True Names (1981) by Vernor Vinge

Don't miss out on other works by Vernor Vinge:
Marooned in Realtime (1986) Book Review
Available works by Vernor Vinge

Review

Published more than a decade before the internet started to have an impact on people’s lives, True Names is a truly visionary work that paved the way for the at the time nascent Cyberpunk movement, drawing up the battle lines between technocratic surveillance and individual freedom. Vinge’s work has had a lasting influence on Silicon Valley, not least among the more anarchic advocates of cryptography, cryptocurrency, and dark webs.

True Names traces the action of a group of hackers called warlocks, who busy themselves breaking into government and private computers around the world. All this take place in a virtual reality space called the Other Plane, where revealing one’s identity – one’s ‘true name’ – can lead to arrest or worse. When warlock Mr Slippery has his true name revealed, the government forces him to help track down a notorious warlock who goes by the name of Mailman, responsible for large-scale data breaches and subsuming large chunks of data processing power. A series of battles ensue in both the virtual and real world, bringing down the economy in the process, and from first suspecting that Mailman is of extraterrestrial origin – given its immense power and ability to replicate itself – it is only at the end of the story that Mr Slippery learns that the Mailman is a National Security Agency research project gone rogue.

In True Names Vinge envisions an Orwellian scenario where technology is used by the elites to control the masses, a dystopian trope adopted by the Cyberpunk movement. At the same time, Vinge’s warlocks – hacking into government departments, euphorically sifting through data at amazing speed – became a template for Cyberpunk’s console cowboy. It is this euphoric empowerment of the individual that came to influence the more anarchic elements of Silicon Valley. That Vinge’s Other Plane is clearly inspired by Dungeons and Dragons – fleshing out the idea that only the imagination stands in the way of how how data is visualised in a virtual world – has only added to his popular appeal. So it is perhaps no surprise that about a decade later activist Timothy C. May paid homage to Vinge in his influential Crypto Anarchist Manifesto (1988):

“A specter is haunting the modern world, the specter of crypto anarchy.
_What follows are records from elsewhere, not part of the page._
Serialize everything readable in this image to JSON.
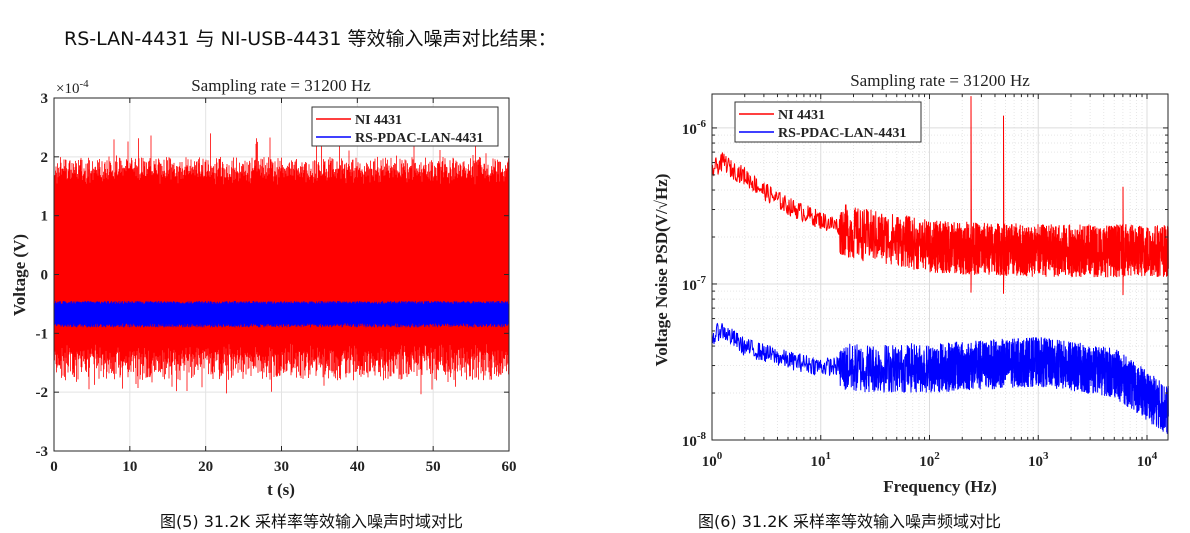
{
  "document": {
    "title": "RS-LAN-4431 与 NI-USB-4431 等效输入噪声对比结果：",
    "caption_left": "图(5) 31.2K 采样率等效输入噪声时域对比",
    "caption_right": "图(6) 31.2K 采样率等效输入噪声频域对比"
  },
  "colors": {
    "ni": "#ff0000",
    "rs": "#0000ff"
  },
  "chart_data": [
    {
      "type": "line",
      "title": "Sampling rate = 31200 Hz",
      "xlabel": "t (s)",
      "ylabel": "Voltage (V)",
      "y_multiplier": "×10",
      "y_multiplier_exp": "-4",
      "xlim": [
        0,
        60
      ],
      "ylim": [
        -3,
        3
      ],
      "xticks": [
        "0",
        "10",
        "20",
        "30",
        "40",
        "50",
        "60"
      ],
      "yticks": [
        "3",
        "2",
        "1",
        "0",
        "-1",
        "-2",
        "-3"
      ],
      "grid": true,
      "legend_position": "top-right",
      "series": [
        {
          "name": "NI 4431",
          "color": "#ff0000",
          "band_min": -1.8,
          "band_max": 2.0,
          "peak_max": 2.5,
          "peak_min": -2.05,
          "mean": 0.1
        },
        {
          "name": "RS-PDAC-LAN-4431",
          "color": "#0000ff",
          "band_min": -0.9,
          "band_max": -0.45,
          "mean": -0.67
        }
      ]
    },
    {
      "type": "line",
      "title": "Sampling rate = 31200 Hz",
      "xlabel": "Frequency (Hz)",
      "ylabel": "Voltage Noise PSD(V/√Hz)",
      "xscale": "log",
      "yscale": "log",
      "xlim": [
        1,
        15600
      ],
      "ylim": [
        1e-08,
        1.65e-06
      ],
      "xticks": [
        {
          "base": "10",
          "exp": "0"
        },
        {
          "base": "10",
          "exp": "1"
        },
        {
          "base": "10",
          "exp": "2"
        },
        {
          "base": "10",
          "exp": "3"
        },
        {
          "base": "10",
          "exp": "4"
        }
      ],
      "yticks": [
        {
          "base": "10",
          "exp": "-6"
        },
        {
          "base": "10",
          "exp": "-7"
        },
        {
          "base": "10",
          "exp": "-8"
        }
      ],
      "grid": true,
      "legend_position": "top-left",
      "series": [
        {
          "name": "NI 4431",
          "color": "#ff0000",
          "x": [
            1,
            1.3,
            1.5,
            2,
            3,
            5,
            10,
            20,
            50,
            100,
            240,
            480,
            1000,
            3000,
            6000,
            15600
          ],
          "y": [
            5.5e-07,
            6.2e-07,
            5.5e-07,
            5e-07,
            4e-07,
            3.2e-07,
            2.6e-07,
            2.2e-07,
            2e-07,
            1.8e-07,
            1.6e-06,
            1.2e-06,
            1.7e-07,
            1.7e-07,
            4.2e-07,
            1.7e-07
          ]
        },
        {
          "name": "RS-PDAC-LAN-4431",
          "color": "#0000ff",
          "x": [
            1,
            1.2,
            2,
            5,
            10,
            100,
            1000,
            5000,
            15600
          ],
          "y": [
            4.5e-08,
            5.2e-08,
            4e-08,
            3.3e-08,
            3e-08,
            3e-08,
            3.3e-08,
            2.8e-08,
            1.6e-08
          ]
        }
      ]
    }
  ]
}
Computer technology is on the verge of providing the ability for individuals and groups to communicate and interact with each other in a totally anonymous manner. Two persons may exchange messages, conduct business, and negotiate electronic contracts without ever knowing the True Name, or legal identity, of the other.”

In other words, cryptography empowers people and undermines state and corporate control. May’s manifesto introduced the basic principles of crypto-anarchism: encrypted exchanges ensuring anonymity, freedom of speech, and freedom of trade. In today’s world crypto anarchism is very much alive in crypto currency circles, the idea being that a currency generated and anonymously secured by peer-to-peer networked devices outside of the banking system unshackles the individual.

In 1993 Vinge delivered a speech at the Department of Mathematical Sciences, San Diego State University, titled The Coming Technological Singularity: How to Survive in the Post-Human. His opening words were:

“Within thirty years, we will have the technological means to create superhuman intelligence. Shortly after, the human era will be ended.”

With the Mailman’s powers spiraling out of control, a theme Vinge further developed in Marooned in Realtime (1986), Vinge is generally credited with being the first to develop the concept of the AI-driven singularity. While the dangers of a technological singularity were to become major themes in much Cyberpunk literature as well as in Postmodern space opera, it is also integral to today’s public discourse on AI, as evidenced by Oxford University scholar Nick Bostrom’s hugely influential non-fiction book Superintelligence: Paths, Dangers, Strategies (2014).